After Nirmala Sitharaman, India’s Finance Minister, announced the entry of private sector into India’s space race earlier this year, the space sector is all set to open up even more to private players, as the Indian Space Research Organization (ISRO) has released the new draft Spacecom policy 2020. The policy will not only allow private space companies from India to use orbital slots, satellites, and ground stations that are already in orbit for communication needs, but also encourage them to launch satellites of their own, providing services to foreign nations.

The draft reads, “The ‘Spacecom Policy-2020’ aims at meeting the growing demands of space-based communication requirements of the nation and advancements in the relevant technologies for self-sustenance in areas of commercial, secured and societal
Draft Spacecom Policy – 2020 2communications. The Policy fosters the promotion of Indian industry as co-traveller along with the Department of Space (DoS) towards meeting these objectives.”

According to this new policy, the government of India will take measures to monitor and authorize the use of space assets for communication to or from Indian territory. The government will also be responsible for protecting these space assets that have been put in place and shall bring in more space assets under the administrative control to grow the ability to use satellite-based communications for national needs.

The draft also points out that any private company sending communication satellite into space will be held responsible for any damages to other objects in space and the environment. The DoS requires a financial guarantee or insurance cover from the companies at the time of authorization approval to cover for the damage that might be caused in the future.

Moreover, ISRO is encouraging private space companies to participate in providing space-based communication in India and foreign countries as well. To this end, the draft says, “The non-government private entities can play a big role in addressing the growing demand within India and also use the opportunity to be important players in the international space communications market.” The private firms can use Indian orbital resources on a commercial basis from the designated entities authorized by the DoS. Whereas, there are certain norms to be followed to use foreign orbital resources.

The Spacecom policy 2020 also talks about space-based communications for requirements that cannot be effectively, affordably and reliably met by the private players. Other communication requirements pertaining to applications in the domains of national security, strategic communications, surveillance and critical economic transactions will be developed and authorized by the government and DoS themselves.

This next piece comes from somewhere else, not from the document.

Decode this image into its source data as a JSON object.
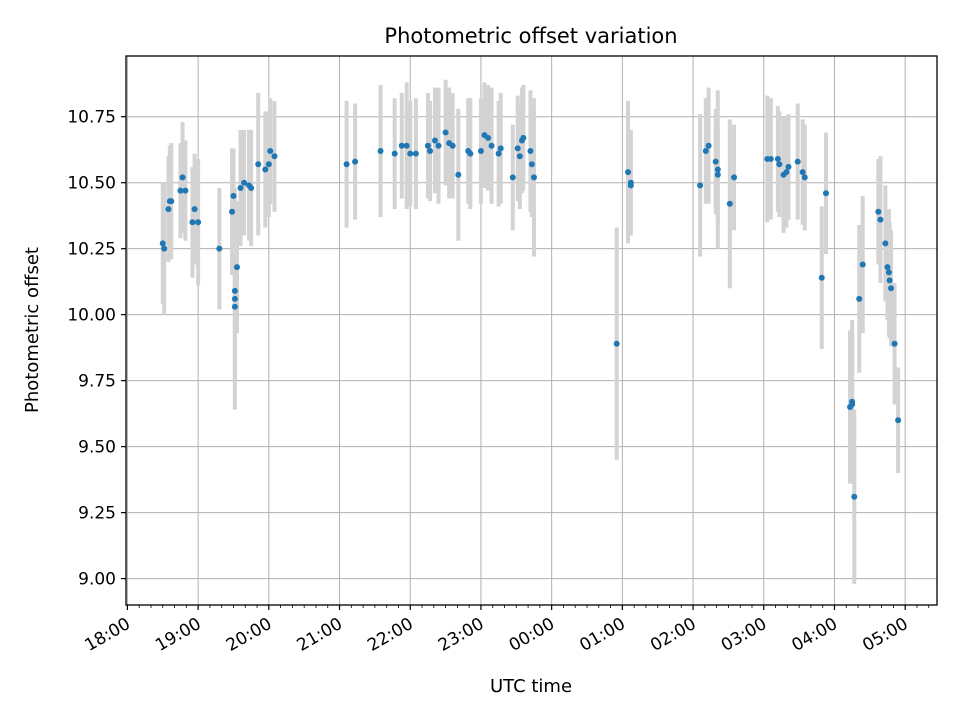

Participation of private parties in space-based communication would also require a regulatory body to monitor them. The Spacecom policy states, an autonomous body under the DoS will be authorized to monitor all Satcom activities.

The DoS has retained the power to develop and monitor societal communications of India. It said, “space-based communication systems with objectives of societal development such as social empowerment, providing access to health care and education, rural/tribal development, meeting emergency communication requirements, supporting disaster management, etc., for reasons of economic viability or sustainability shall be realized by DOS.”

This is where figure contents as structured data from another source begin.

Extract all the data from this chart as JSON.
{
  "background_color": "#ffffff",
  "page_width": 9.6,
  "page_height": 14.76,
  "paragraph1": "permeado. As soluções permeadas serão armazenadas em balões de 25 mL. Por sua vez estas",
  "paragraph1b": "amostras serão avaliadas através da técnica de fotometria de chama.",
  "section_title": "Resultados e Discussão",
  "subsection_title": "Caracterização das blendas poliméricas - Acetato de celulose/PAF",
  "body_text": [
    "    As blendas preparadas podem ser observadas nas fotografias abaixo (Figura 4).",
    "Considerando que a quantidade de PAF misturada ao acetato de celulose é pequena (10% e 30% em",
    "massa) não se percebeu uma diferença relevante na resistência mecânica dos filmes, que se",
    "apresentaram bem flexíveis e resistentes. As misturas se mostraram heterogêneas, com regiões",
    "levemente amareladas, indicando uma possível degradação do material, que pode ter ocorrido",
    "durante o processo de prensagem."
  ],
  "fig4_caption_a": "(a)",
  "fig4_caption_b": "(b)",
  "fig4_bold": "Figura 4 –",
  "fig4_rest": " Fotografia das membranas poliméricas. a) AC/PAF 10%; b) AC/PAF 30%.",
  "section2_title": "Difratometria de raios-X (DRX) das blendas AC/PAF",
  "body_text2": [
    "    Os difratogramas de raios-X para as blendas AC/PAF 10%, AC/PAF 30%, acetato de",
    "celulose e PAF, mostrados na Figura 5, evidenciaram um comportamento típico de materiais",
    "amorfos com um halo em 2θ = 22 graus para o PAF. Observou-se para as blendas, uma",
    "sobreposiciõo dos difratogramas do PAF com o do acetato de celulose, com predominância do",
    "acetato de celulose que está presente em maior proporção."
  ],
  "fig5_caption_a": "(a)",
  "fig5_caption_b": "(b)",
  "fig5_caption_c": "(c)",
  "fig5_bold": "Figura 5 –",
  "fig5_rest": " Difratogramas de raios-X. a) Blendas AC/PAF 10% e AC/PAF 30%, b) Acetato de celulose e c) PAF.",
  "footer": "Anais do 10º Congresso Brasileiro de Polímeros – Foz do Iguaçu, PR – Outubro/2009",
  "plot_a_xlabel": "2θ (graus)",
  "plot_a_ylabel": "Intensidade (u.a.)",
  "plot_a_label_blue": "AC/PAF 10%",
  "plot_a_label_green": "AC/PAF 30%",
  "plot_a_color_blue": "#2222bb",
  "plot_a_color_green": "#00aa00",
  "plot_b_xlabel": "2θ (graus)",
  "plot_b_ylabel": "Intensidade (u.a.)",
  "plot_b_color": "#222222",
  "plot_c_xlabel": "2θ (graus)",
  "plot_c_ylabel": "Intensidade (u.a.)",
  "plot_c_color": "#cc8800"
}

Many Indian space companies have come forward to applaud the new Spacecom Policy 2020. The policy opens up more opportunities for Indian space startups to grow in the private space industry. Various space startup founders have expressed that these changes will help in the growth of small satellite launches. The draft states that the participation of private entities in the space communication sector of India will also establish India as a significant player in the global space communication sector.

Rajeswari Rajagopalan, head of Nuclear and Space policy at the Observer Research Foundation said, “Although I haven’t gone through the policy yet, it is a step in the right direction. However, what we really need is a comprehensive space policy that will map out how will the government’s announcement of opening up the space sector be actually executed, and the policy and regulatory framework that would be needed. Such a policy will also map out the scientific missions that will be undertaken by ISRO, while leaving the routine missions to the private sector. It should clearly detail the needs of India’s space sector and allow for a fair competition for the private space sector to deliver.”

The draft is currently seeking comments from concerned authorities till November 4 and will come into effect once the Indian Union cabinet clears it.